I signed up with Dabblewriter.com and have really enjoyed their service. I can outline, plan scenes, organize my plot grid, and write my chapters. I can then export it all to Word to format for printing. Dabble is easy to use and fun. You should all check it out!

My 2017 plan was to publish 6 novels, but I only managed 3 full length novels and a novella. I’m back on track for 6 in 2018. I enjoyed the online Creative Writing class I took through Wesleyan University and hope to publish the Capstone Project as a novella. It is set between books 2 and 3 of my Soiled Dove Sagas and features Roxie’s return to Dodge City after Willard dumps her in the hospital in Colorado Springs. I titled it The Return of the Queen. Wish me luck! I hope you all have a very productive 2018.

Until the next time, Write On!

Patreon.com

I just signed up with Patreon.com. It is a crowdfunding thing set up for artists. Back in the day, artists had to find patrons to fund their art. This is based on that historic concept. I will be offering short stories set in either the Old West or my Black Bayou settings each week for my patrons to enjoy.

There are also rewards for each tier of patronage. For 1.00 per story I am offering my patron a short story set in their choice of Old West or Black Bayou setting with them as the main character. For a 5.00 patronage, I am offering a Novella set in their choice of Old West or Black Bayou settings with them as the main character. It will be bound with a cover, signed by me, and mailed to them. For a 10.00 patronage, I will send them a signed copy of any of my published novels.

I’m not a famous author, so I’m not expecting any 10.00 patrons, but some 1.00 patrons would be cool! They’d be investing 4.00 per month and get some great entertainment. They would also get to be the hero or heroine of their own story. This is all new to me, so I may need to adjust my numbers.

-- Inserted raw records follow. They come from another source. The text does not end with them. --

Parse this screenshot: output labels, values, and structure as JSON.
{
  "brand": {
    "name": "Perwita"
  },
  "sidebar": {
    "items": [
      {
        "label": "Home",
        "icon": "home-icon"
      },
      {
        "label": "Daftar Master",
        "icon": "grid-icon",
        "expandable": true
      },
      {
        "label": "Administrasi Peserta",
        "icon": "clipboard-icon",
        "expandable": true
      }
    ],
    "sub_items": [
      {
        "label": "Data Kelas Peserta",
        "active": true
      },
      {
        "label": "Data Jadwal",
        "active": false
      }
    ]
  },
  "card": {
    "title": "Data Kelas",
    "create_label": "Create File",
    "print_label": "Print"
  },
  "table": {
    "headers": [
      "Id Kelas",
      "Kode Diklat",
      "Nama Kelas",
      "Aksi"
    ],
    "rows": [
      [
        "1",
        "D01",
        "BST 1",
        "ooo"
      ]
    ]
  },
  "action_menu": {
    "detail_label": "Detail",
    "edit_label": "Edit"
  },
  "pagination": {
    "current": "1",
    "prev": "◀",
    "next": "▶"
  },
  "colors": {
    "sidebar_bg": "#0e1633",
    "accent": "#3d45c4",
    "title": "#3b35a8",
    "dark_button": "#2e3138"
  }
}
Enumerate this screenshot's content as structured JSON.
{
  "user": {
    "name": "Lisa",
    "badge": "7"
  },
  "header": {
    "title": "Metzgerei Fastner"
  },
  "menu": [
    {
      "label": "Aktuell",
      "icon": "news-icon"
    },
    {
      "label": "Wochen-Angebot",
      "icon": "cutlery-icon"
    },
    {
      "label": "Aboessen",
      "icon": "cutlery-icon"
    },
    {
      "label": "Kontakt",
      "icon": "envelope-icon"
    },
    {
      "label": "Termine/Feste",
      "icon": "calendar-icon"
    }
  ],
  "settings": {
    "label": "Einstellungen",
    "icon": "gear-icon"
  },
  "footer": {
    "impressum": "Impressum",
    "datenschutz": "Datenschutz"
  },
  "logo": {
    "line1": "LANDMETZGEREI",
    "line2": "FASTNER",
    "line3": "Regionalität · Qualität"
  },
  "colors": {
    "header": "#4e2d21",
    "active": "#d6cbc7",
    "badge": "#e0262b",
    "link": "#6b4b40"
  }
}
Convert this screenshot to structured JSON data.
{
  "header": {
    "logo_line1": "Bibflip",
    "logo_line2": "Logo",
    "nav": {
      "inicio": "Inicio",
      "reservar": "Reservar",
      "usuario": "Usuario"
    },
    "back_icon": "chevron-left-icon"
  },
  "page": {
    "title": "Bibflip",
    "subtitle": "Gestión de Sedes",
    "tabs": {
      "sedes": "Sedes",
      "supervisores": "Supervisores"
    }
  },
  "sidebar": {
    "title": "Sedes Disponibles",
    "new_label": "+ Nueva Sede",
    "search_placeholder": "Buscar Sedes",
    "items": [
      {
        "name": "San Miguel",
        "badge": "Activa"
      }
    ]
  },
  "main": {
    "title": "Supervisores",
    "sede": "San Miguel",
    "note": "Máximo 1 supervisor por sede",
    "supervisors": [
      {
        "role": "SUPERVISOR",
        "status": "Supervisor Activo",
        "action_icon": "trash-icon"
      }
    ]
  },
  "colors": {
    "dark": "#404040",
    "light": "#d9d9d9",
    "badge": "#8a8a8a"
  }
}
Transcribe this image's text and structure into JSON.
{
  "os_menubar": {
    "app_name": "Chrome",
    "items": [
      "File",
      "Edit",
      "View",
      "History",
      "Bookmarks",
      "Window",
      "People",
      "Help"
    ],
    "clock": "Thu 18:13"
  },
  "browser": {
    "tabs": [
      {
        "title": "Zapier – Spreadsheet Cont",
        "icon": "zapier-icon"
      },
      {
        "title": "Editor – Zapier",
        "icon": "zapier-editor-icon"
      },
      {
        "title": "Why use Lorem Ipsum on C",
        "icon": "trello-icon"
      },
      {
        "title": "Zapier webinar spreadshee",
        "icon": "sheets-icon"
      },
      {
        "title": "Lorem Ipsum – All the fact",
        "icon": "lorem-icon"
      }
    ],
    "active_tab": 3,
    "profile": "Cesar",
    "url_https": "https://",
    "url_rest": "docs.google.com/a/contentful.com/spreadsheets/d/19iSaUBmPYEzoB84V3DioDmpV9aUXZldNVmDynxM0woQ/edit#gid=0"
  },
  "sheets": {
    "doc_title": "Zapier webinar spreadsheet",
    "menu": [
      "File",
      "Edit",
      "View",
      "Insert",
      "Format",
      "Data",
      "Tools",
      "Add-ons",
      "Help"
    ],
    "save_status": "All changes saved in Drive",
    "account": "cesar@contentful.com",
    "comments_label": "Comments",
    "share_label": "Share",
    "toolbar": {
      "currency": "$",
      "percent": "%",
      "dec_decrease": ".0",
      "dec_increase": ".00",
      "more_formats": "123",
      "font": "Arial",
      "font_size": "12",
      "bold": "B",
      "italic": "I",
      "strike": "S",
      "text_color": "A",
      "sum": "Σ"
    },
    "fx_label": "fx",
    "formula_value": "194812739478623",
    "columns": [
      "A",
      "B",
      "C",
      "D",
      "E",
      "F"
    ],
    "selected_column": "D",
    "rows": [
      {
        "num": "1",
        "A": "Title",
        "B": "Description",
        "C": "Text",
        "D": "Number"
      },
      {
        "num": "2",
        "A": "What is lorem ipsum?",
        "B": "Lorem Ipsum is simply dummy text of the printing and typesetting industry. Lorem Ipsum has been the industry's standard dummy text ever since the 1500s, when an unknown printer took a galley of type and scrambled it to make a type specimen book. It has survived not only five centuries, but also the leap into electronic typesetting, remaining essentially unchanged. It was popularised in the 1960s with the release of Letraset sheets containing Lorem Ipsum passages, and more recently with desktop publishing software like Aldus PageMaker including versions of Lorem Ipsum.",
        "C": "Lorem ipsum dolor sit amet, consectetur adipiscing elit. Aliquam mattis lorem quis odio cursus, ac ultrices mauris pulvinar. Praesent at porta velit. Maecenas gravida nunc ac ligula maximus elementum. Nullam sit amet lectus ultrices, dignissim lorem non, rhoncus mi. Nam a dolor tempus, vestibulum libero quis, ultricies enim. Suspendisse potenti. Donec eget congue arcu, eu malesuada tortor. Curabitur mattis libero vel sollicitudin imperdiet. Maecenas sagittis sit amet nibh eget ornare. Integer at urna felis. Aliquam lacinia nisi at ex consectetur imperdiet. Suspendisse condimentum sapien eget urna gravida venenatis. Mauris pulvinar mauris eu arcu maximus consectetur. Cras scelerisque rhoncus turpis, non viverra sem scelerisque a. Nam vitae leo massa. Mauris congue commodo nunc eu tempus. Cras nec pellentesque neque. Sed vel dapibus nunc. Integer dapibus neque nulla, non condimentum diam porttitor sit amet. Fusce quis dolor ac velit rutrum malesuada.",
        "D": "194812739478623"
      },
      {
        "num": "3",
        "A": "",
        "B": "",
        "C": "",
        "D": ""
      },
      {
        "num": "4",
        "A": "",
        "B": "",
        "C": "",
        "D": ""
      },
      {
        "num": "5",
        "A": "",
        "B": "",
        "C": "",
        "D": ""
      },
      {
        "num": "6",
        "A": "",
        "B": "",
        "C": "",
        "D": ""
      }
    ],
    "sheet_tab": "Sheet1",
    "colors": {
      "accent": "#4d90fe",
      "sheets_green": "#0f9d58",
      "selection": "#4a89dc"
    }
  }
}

If any of you are interested in helping to patronize a struggling artist, hit me up at https://www.patreon.com/loribeasleybradley. I’d really appreciate it! I thank you in advance for your patronage and support!

Return A Book To Kindle?

I recently ran some promos and when I checked my sales on Kindle, I was surprised to see a book had been returned. It was a 2.99 book. Do people really do that? I can’t imagine it is easy.

What’s more, I went to the book’s page to look for a horrible review, but there wasn’t one. Why? If you thought the book was bad enough to return it and get your money back, then tell me why. There must have been a reason you bought it to begin with. How did it not meet your expectations? Was it poorly written? Was it poorly edited? Did you find the subject matter offensive? Why would you return a 2.99 e-book?

The book in question is Sweet RewardsSweet Rewards cover and I can understand how it might have offended some readers in our overly politically correct age. The story takes place in southern Louisiana just after the Civil War and I use the ‘N’ word liberally in dialogue. It was a very heated time in our national history and white folks weren’t very nice to their newly-freed black brothers and sisters. I write Historical Fiction, not fictitious history. A story set in 1874 Louisiana is going to see some offensive references to blacks.

There is also some graphic sex and violence. There is also some graphic violent sex. The book comes with an 18+ warning. That generally implies graphic sex. My characters find romance with one another, though it may come about in an unusual way. My hero is a pompous ass, but comes around in the end and they find their Happily Ever After. It is by no means a sweet, clean romance. They were not sweet, clean times.

It just surprised me that a person would buy a book and then return it without leaving a review–not even a simple ‘Don’t waste your money.’ I’ve left those reviews, but always went on to explain why and I’d never ask for my money back no matter how much I disliked the book.